Chloé prefirió una sopa de cebolla y pidió dos copas de Pomerol.
—¿Quién le ha dado plantón a quién? —la interrogó el señor Bronstein.
—¿De qué estás hablando?
—Esta mañana me has dicho que volverías tarde, y te he oído rebuscar en el armario durante un buen rato.
—Iba a quedar con mis amigas, pero después de la audición estaba tan cansada que…
—¡Chloé, por favor!
—Julius está desbordado, así que me he adelantado.
—¡Llamarse Schopenhauer siendo profesor de filosofía exige el máximo rigor, supongo! —ironizó su padre.
—Papá, por favor, ¿te importa cambiar de tema?
—¿Qué es de esa señora de la que te ocupabas? Si mal no recuerdo, su pareja la trataba como a un jarrón chino. No hace mucho me explicabas que la conducta de ese hombre era la causa de su desgracia y, paradójicamente, la fuente de su felicidad.
—No fue eso lo que te dije, al menos no así. Sufre un tipo de síndrome de Estocolmo, se considera tan insignificante que se siente deudora de su amor.
—¿Le has sugerido que deje a ese hombre por uno más amable?
—Mi papel se limita a escuchar a mis pacientes y ayudarlos a tomar conciencia de lo que expresan.
—¿Al menos has encontrado la manera de resolver su problema?
—Sí, estoy trabajando en ello, enseñándole a ser más exigente, ha progresado mucho, pero si estás tratando de decirme algo, sé más directo.
—Simplemente que no debes ser menos exigente que cualquier otra mujer.
—¿Esa es tu manera de cambiar de tema? Tú sufres el síndrome del padre celoso.
—Igual tienes razón, si hubiera podido consultarte antes de que me dejara tu madre…, pero solo tenías trece años —suspiró el profesor—. ¿Por qué te empeñas en ir de un proceso de selección a otro cuando eres brillante en lo que haces?
—Porque estoy empezando mi carrera de terapeuta, solo tengo tres pacientes y estamos en las últimas.
—No te corresponde a ti ocuparte de nuestras necesidades. Si todo va bien, pronto firmaré un ciclo de conferencias que nos sacará del bache.
—Pero que te alejará y te agotará, ya va siendo hora de que vuelva a ser autónoma.
—Deberíamos mudarnos. Este piso está por encima de nuestras posibilidades, no podemos con tanto gasto.
—Me he reconstruido dos veces en este piso, cuando nos marchamos de Connecticut y después de mi accidente, y además ahí es donde quiero verte envejecer.

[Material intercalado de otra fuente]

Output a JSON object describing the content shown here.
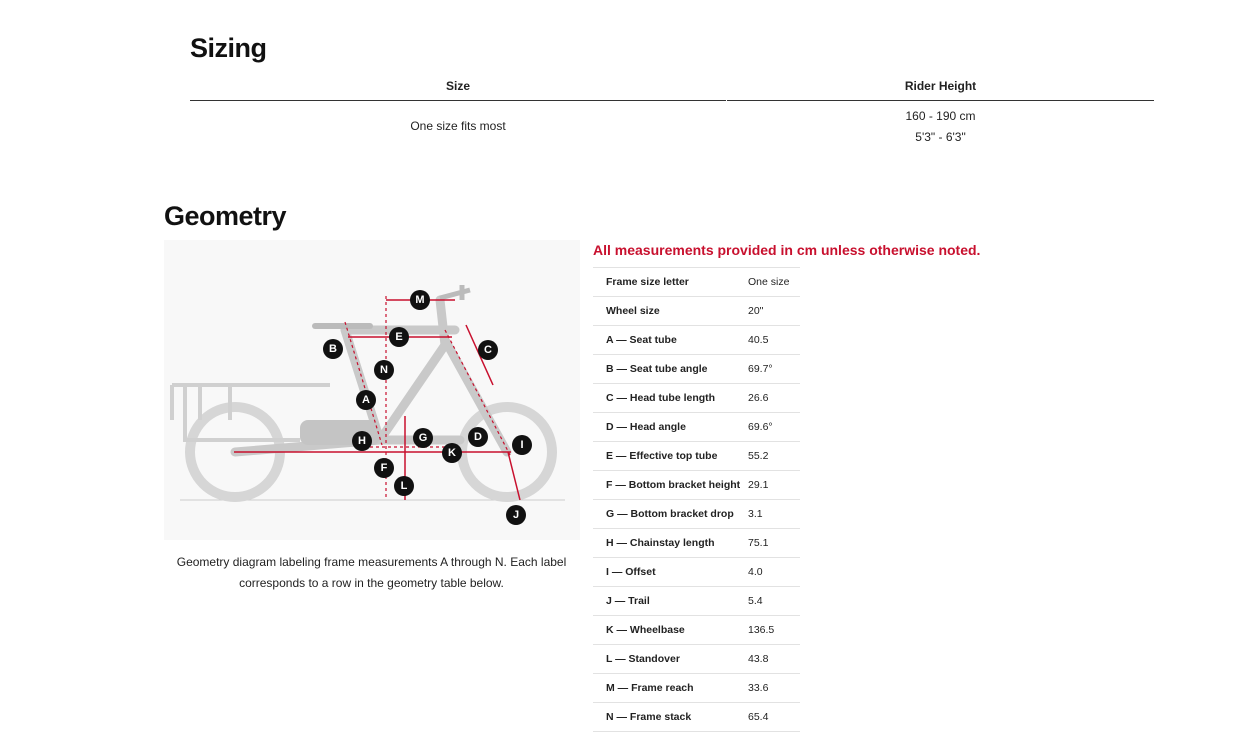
{
  "sizing": {
    "title": "Sizing",
    "headers": [
      "Size",
      "Rider Height"
    ],
    "size": "One size fits most",
    "rider_height": [
      "160 - 190 cm",
      "5'3\" - 6'3\""
    ]
  },
  "geometry": {
    "title": "Geometry",
    "note": "All measurements provided in cm unless otherwise noted.",
    "caption": "Geometry diagram labeling frame measurements A through N. Each label corresponds to a row in the geometry table below.",
    "diagram_labels": [
      "M",
      "E",
      "B",
      "C",
      "N",
      "A",
      "H",
      "G",
      "D",
      "I",
      "K",
      "F",
      "L",
      "J"
    ],
    "table": [
      [
        "Frame size letter",
        "One size"
      ],
      [
        "Wheel size",
        "20\""
      ],
      [
        "A — Seat tube",
        "40.5"
      ],
      [
        "B — Seat tube angle",
        "69.7°"
      ],
      [
        "C — Head tube length",
        "26.6"
      ],
      [
        "D — Head angle",
        "69.6°"
      ],
      [
        "E — Effective top tube",
        "55.2"
      ],
      [
        "F — Bottom bracket height",
        "29.1"
      ],
      [
        "G — Bottom bracket drop",
        "3.1"
      ],
      [
        "H — Chainstay length",
        "75.1"
      ],
      [
        "I — Offset",
        "4.0"
      ],
      [
        "J — Trail",
        "5.4"
      ],
      [
        "K — Wheelbase",
        "136.5"
      ],
      [
        "L — Standover",
        "43.8"
      ],
      [
        "M — Frame reach",
        "33.6"
      ],
      [
        "N — Frame stack",
        "65.4"
      ]
    ]
  }
}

—Temo que ese tiempo haya llegado ya.
—Pero si solo tienes cincuenta y siete años, la gente que nos mira está convencida de que somos pareja.
—¿Qué gente?
—La que está sentada a mi espalda.
—Entonces, ¿cómo sabes que nos miran?
—Lo noto.
Las veladas entre Chloé y su padre solían terminar con un jueguecito que practicaban con un placer lleno de complicidad. Callados, se miraban fijamente, y cada cual tenía que adivinar lo que pensaba el otro, orientándolo con simples gestos o movimientos de cabeza. Su jueguecito rara vez pasaba inadvertido para sus vecinos de mesa. Eran de los pocos instantes en que Chloé disfrutaba de que la observaran, pues era a ella a la que miraban y no su silla de ruedas.
*
3
Las cortinas de flores apenas tamizaban la luz del día, por lo que Sanji abrió los ojos nada más amanecer. Se preguntó dónde estaba, pero el rosa y el azul que coloreaban la habitación se lo recordaron enseguida. Metió la cabeza debajo de la almohada y volvió a dormirse. Unas horas más tarde, cogió el móvil de la mesita de noche y saltó de la cama. Se vistió deprisa y salió de la habitación con el pelo revuelto.

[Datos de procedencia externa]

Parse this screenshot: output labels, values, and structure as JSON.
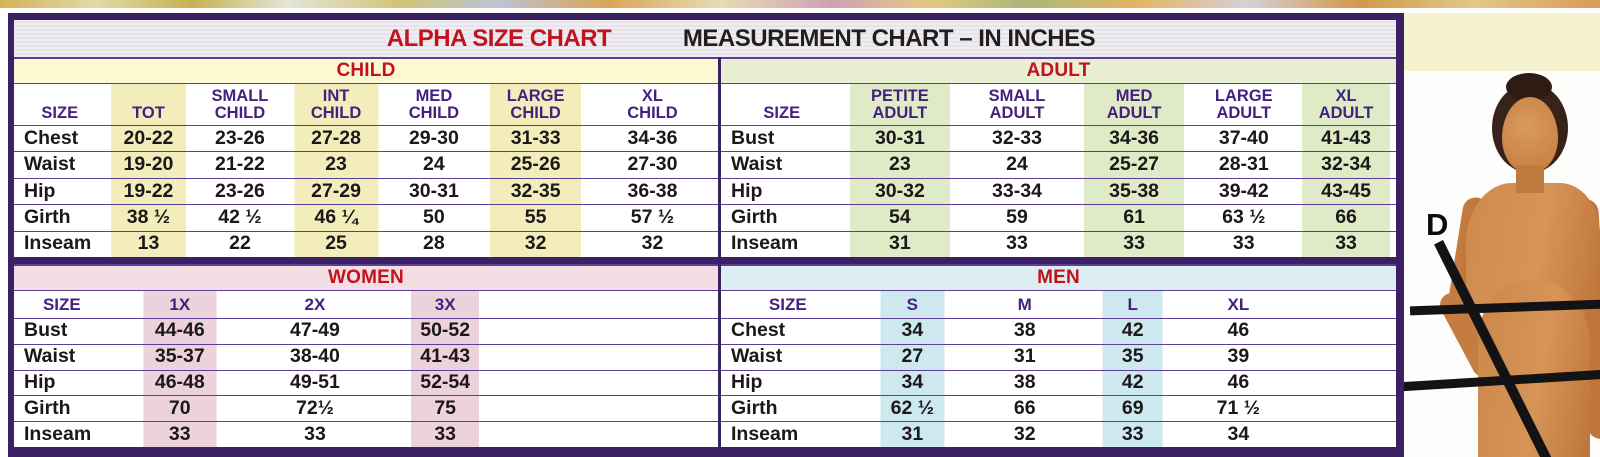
{
  "header": {
    "title_red": "ALPHA SIZE CHART",
    "title_dark": "MEASUREMENT CHART – IN INCHES"
  },
  "colors": {
    "border_purple": "#3b2063",
    "rule_purple": "#5d3d96",
    "header_text_purple": "#45217f",
    "section_title_red": "#c1121d",
    "data_text": "#1c181a",
    "header_strip_gray": "#e6e4e9",
    "right_margin_cream": "#f6f2cf"
  },
  "figure": {
    "label": "D"
  },
  "tables": [
    {
      "id": "child",
      "title": "CHILD",
      "band_color": "#fcf8d2",
      "shade_color": "#f2edbb",
      "columns": [
        "SIZE",
        "TOT",
        "SMALL\nCHILD",
        "INT\nCHILD",
        "MED\nCHILD",
        "LARGE\nCHILD",
        "XL\nCHILD"
      ],
      "rows": [
        {
          "label": "Chest",
          "values": [
            "20-22",
            "23-26",
            "27-28",
            "29-30",
            "31-33",
            "34-36"
          ]
        },
        {
          "label": "Waist",
          "values": [
            "19-20",
            "21-22",
            "23",
            "24",
            "25-26",
            "27-30"
          ]
        },
        {
          "label": "Hip",
          "values": [
            "19-22",
            "23-26",
            "27-29",
            "30-31",
            "32-35",
            "36-38"
          ]
        },
        {
          "label": "Girth",
          "values": [
            "38 ½",
            "42 ½",
            "46 ¼",
            "50",
            "55",
            "57 ½"
          ]
        },
        {
          "label": "Inseam",
          "values": [
            "13",
            "22",
            "25",
            "28",
            "32",
            "32"
          ]
        }
      ]
    },
    {
      "id": "adult",
      "title": "ADULT",
      "band_color": "#e9efd2",
      "shade_color": "#dfeac6",
      "columns": [
        "SIZE",
        "PETITE\nADULT",
        "SMALL\nADULT",
        "MED\nADULT",
        "LARGE\nADULT",
        "XL\nADULT"
      ],
      "rows": [
        {
          "label": "Bust",
          "values": [
            "30-31",
            "32-33",
            "34-36",
            "37-40",
            "41-43"
          ]
        },
        {
          "label": "Waist",
          "values": [
            "23",
            "24",
            "25-27",
            "28-31",
            "32-34"
          ]
        },
        {
          "label": "Hip",
          "values": [
            "30-32",
            "33-34",
            "35-38",
            "39-42",
            "43-45"
          ]
        },
        {
          "label": "Girth",
          "values": [
            "54",
            "59",
            "61",
            "63 ½",
            "66"
          ]
        },
        {
          "label": "Inseam",
          "values": [
            "31",
            "33",
            "33",
            "33",
            "33"
          ]
        }
      ]
    },
    {
      "id": "women",
      "title": "WOMEN",
      "band_color": "#f3dee3",
      "shade_color": "#ecd2da",
      "columns": [
        "SIZE",
        "1X",
        "2X",
        "3X",
        ""
      ],
      "rows": [
        {
          "label": "Bust",
          "values": [
            "44-46",
            "47-49",
            "50-52",
            ""
          ]
        },
        {
          "label": "Waist",
          "values": [
            "35-37",
            "38-40",
            "41-43",
            ""
          ]
        },
        {
          "label": "Hip",
          "values": [
            "46-48",
            "49-51",
            "52-54",
            ""
          ]
        },
        {
          "label": "Girth",
          "values": [
            "70",
            "72½",
            "75",
            ""
          ]
        },
        {
          "label": "Inseam",
          "values": [
            "33",
            "33",
            "33",
            ""
          ]
        }
      ]
    },
    {
      "id": "men",
      "title": "MEN",
      "band_color": "#ddeef2",
      "shade_color": "#cde8ef",
      "columns": [
        "SIZE",
        "S",
        "M",
        "L",
        "XL",
        ""
      ],
      "rows": [
        {
          "label": "Chest",
          "values": [
            "34",
            "38",
            "42",
            "46",
            ""
          ]
        },
        {
          "label": "Waist",
          "values": [
            "27",
            "31",
            "35",
            "39",
            ""
          ]
        },
        {
          "label": "Hip",
          "values": [
            "34",
            "38",
            "42",
            "46",
            ""
          ]
        },
        {
          "label": "Girth",
          "values": [
            "62 ½",
            "66",
            "69",
            "71 ½",
            ""
          ]
        },
        {
          "label": "Inseam",
          "values": [
            "31",
            "32",
            "33",
            "34",
            ""
          ]
        }
      ]
    }
  ]
}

Lali lo esperaba sentada a la mesa de la cocina.
—Bueno, entonces ¿quieres ir a visitar el MET o el Guggenheim? O igual prefieres dar un paseo por Chinatown, Little Italy, Nolita o el Soho, lo que quieras.

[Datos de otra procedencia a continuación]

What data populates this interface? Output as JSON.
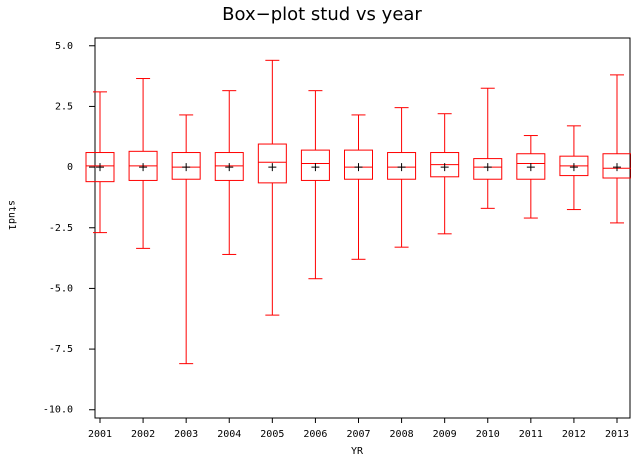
{
  "chart_data": {
    "type": "box",
    "title": "Box−plot stud vs year",
    "x_label": "YR",
    "y_label": "stud1",
    "categories": [
      "2001",
      "2002",
      "2003",
      "2004",
      "2005",
      "2006",
      "2007",
      "2008",
      "2009",
      "2010",
      "2011",
      "2012",
      "2013"
    ],
    "low": [
      -2.7,
      -3.35,
      -8.1,
      -3.6,
      -6.1,
      -4.6,
      -3.8,
      -3.3,
      -2.75,
      -1.7,
      -2.1,
      -1.75,
      -2.3
    ],
    "q1": [
      -0.6,
      -0.55,
      -0.5,
      -0.55,
      -0.65,
      -0.55,
      -0.5,
      -0.5,
      -0.4,
      -0.5,
      -0.5,
      -0.35,
      -0.45
    ],
    "median": [
      0.05,
      0.05,
      0,
      0.05,
      0.2,
      0.15,
      0,
      0,
      0.1,
      0,
      0.15,
      0.05,
      -0.05
    ],
    "q3": [
      0.6,
      0.65,
      0.6,
      0.6,
      0.95,
      0.7,
      0.7,
      0.6,
      0.6,
      0.35,
      0.55,
      0.45,
      0.55
    ],
    "high": [
      3.1,
      3.65,
      2.15,
      3.15,
      4.4,
      3.15,
      2.15,
      2.45,
      2.2,
      3.25,
      1.3,
      1.7,
      3.8
    ],
    "mean": [
      0,
      0,
      0,
      0,
      0,
      0,
      0,
      0,
      0,
      0,
      0,
      0,
      0
    ],
    "color": "#ff0000",
    "mean_color": "#000000",
    "ylim": [
      -10.34,
      5.32
    ],
    "yticks": [
      {
        "value": 5,
        "label": "5.0"
      },
      2.5,
      0,
      -2.5,
      {
        "value": -5,
        "label": "-5.0"
      },
      -7.5,
      {
        "value": -10,
        "label": "-10.0"
      }
    ]
  }
}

—¿Dónde está el cuarto de baño? —le preguntó algo aturdido.
Lali no trató de ocultar su decepción.
—Desayuna —le ordenó.
Sanji se sentó en la silla que Lali había apartado con el pie.
—Vale —concedió—, pero deprisa, llego tarde.
—¿A qué te dedicas, si no es indiscreción? —le preguntó, sirviendo leche en un cuenco de cereales.
—A la high-tech.
—¿Y eso qué significa?
—Concebimos nuevas tecnologías que hacen la vida más fácil a la gente.
—¿Podrías concebirme un sobrino que me sacara un poco de la rutina? ¿Con el que pudiera pasear y me hablara de mi país o me contara cosas de mi familia, con la que no hablo desde hace tanto tiempo?
Sanji se levantó y se sorprendió besando a su tía en la frente.